Все-таки по фотографиям нельзя судить о людях и их отношениях. Они показывают только то, что лежит на поверхности; они могут лгать, и они лгут. Вот эта фотография будет еще долгие годы улыбаться с замусоленных страниц свадебного фотоальбома — секунда фальшивого счастья у молодоженов — и никогда никому не расскажет, что за какой-нибудь час до церемонии невеста покоилась в объятиях другого мужчины. Пока я смотрела на Джину, ее взгляд то и дело ускользал от объектива и останавливался на темной фигуре любовника, который стоял облокотившись о дверной косяк и не сводил с нее глаз.
— Надеюсь, они будут очень счастливы вместе, — сказала я матери Джины.
В этой сказочной истории я играла роль обманщицы, злой феи, которая одурманила Спящую красавицу и заставила ее уколоть палец о веретено. Мне казалось, что, объяснив Джине, что в замужестве нет ничего плохого, я отняла у нее что-то важное.
Пока я спускалась по ступеням на улицу, меня преследовал запах лилий. У меня закружилась голова, и я постояла немного на свежем воздухе. Вдруг мой телефон, у которого я заблаговременно отключила звук, зажжужал в кармане, словно злобная оса. Я не стала отвечать на звонок и пошла в глубь Холланд-парка. В японском садике нашла скамейку, на которой и устроилась. Мне хотелось немного побыть одной. Чем бы там ни грозили отношения с Иваном моему браку, я все равно считала, что мне нужно снова его увидеть. Я сидела и любовалась спокойной гладью японского пруда, в центре которого величественно возвышался белоснежный камень: хранитель более вдумчивого и одухотворенного образа жизни. Телефон снова завибрировал, и я очнулась. Звонил Иван.
— Давай встретимся, Хло, — сказал он. — Я хочу провести с тобой одну, последнюю ночь. Я так по тебе тоскую.
— Знаю. Я тоже, — призналась я.
Его голос грел мне душу. Мне хотелось просто лежать в его объятиях и слушать его рассказы про Россию. Вот это-то мне и нравилось больше всего — даже больше секса — чувство, что из своего мира я переношусь в совсем другой, жизнь в котором все еще бурлит и вибрирует всем богатством возможностей.
Сворачивая на нашу улицу, я из окна машины увидела бегущую куда-то Мадж. Она смеялась и разговаривала сама с собой. Может, безумие стало для нее убежищем, единственным способом спастись от невыносимой тоски реальной жизни? «Наверное, — подумала я, — есть вещи, от которых оправиться просто нельзя: от смерти любви — легко, от смерти ребенка — никогда».

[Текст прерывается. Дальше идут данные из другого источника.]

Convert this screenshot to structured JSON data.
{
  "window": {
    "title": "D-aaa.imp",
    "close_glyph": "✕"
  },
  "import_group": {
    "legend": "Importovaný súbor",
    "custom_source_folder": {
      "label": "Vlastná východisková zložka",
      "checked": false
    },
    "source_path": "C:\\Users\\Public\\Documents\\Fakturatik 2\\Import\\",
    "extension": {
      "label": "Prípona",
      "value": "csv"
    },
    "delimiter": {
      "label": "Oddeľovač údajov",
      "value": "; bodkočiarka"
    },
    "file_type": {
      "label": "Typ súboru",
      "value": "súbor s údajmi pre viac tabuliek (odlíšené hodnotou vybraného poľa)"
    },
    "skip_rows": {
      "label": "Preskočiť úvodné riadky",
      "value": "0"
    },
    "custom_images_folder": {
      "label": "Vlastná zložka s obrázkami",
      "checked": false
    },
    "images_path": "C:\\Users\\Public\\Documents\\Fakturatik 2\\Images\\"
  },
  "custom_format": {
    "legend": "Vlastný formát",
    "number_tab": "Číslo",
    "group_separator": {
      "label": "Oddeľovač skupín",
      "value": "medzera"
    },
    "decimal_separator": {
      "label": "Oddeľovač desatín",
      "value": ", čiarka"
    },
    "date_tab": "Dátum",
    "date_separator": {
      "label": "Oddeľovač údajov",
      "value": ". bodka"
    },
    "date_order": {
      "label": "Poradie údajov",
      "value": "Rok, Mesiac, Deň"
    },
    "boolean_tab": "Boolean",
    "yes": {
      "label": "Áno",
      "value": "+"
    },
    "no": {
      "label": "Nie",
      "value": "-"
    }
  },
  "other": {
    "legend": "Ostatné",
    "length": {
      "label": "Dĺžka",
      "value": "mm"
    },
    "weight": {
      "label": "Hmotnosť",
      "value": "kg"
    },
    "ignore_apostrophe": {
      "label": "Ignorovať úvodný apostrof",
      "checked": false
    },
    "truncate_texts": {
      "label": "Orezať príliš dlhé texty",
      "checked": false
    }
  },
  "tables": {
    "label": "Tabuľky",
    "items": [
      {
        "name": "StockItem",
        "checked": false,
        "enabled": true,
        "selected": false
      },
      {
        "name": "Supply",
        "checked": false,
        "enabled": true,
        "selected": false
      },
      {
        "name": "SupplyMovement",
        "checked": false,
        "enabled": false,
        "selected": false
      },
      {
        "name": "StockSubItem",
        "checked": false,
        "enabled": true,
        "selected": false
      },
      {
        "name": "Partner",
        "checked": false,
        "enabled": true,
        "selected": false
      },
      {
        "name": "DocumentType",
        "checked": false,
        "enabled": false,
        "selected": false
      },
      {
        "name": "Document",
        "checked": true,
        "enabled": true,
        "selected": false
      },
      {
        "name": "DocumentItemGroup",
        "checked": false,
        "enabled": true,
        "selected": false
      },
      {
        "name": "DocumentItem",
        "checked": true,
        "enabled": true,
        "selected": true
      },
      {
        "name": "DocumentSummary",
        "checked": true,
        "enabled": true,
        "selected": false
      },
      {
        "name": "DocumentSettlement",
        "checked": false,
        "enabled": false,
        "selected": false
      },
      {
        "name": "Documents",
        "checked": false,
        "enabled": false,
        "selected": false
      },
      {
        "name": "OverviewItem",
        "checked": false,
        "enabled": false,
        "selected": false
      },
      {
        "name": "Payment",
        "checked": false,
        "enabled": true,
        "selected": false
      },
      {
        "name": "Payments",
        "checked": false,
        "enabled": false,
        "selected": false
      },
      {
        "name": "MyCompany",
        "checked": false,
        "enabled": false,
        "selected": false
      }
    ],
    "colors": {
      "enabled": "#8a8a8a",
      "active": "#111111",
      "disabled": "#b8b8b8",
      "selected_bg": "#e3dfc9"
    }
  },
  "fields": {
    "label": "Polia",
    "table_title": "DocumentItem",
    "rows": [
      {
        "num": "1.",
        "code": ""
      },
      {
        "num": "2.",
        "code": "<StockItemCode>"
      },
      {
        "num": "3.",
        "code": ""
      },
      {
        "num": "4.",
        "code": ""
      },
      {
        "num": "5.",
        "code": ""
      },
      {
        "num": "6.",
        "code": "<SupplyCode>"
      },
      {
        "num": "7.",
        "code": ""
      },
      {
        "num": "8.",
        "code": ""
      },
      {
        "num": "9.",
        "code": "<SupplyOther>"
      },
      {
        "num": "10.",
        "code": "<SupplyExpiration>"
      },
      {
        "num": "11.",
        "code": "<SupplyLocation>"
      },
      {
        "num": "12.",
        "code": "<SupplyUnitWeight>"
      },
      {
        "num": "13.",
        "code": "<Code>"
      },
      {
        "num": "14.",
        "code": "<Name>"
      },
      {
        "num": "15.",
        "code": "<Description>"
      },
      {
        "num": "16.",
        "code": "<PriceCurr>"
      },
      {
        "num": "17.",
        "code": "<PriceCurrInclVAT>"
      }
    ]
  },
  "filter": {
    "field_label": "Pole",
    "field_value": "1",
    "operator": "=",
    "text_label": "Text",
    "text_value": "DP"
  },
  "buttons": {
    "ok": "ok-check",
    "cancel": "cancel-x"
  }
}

Дома, к моей огромной радости, никого не оказалось, так что за двадцать минут я быстренько приняла душ, переоделась, навела марафет и вышла из дома, чтобы встретиться с Иваном в пригородном отеле. В процессе приготовлений мне позвонила Рути и, узнав о моих планах, выразила свое неодобрение. Однако затем сменила гнев на милость и даже согласилась взять к себе на ночь Лео и Китти.
— Это ведь типично, — вздохнула она. — Последний штрих, последняя прощальная встреча с предметом своей любви. Только следи, чтобы не было передоза.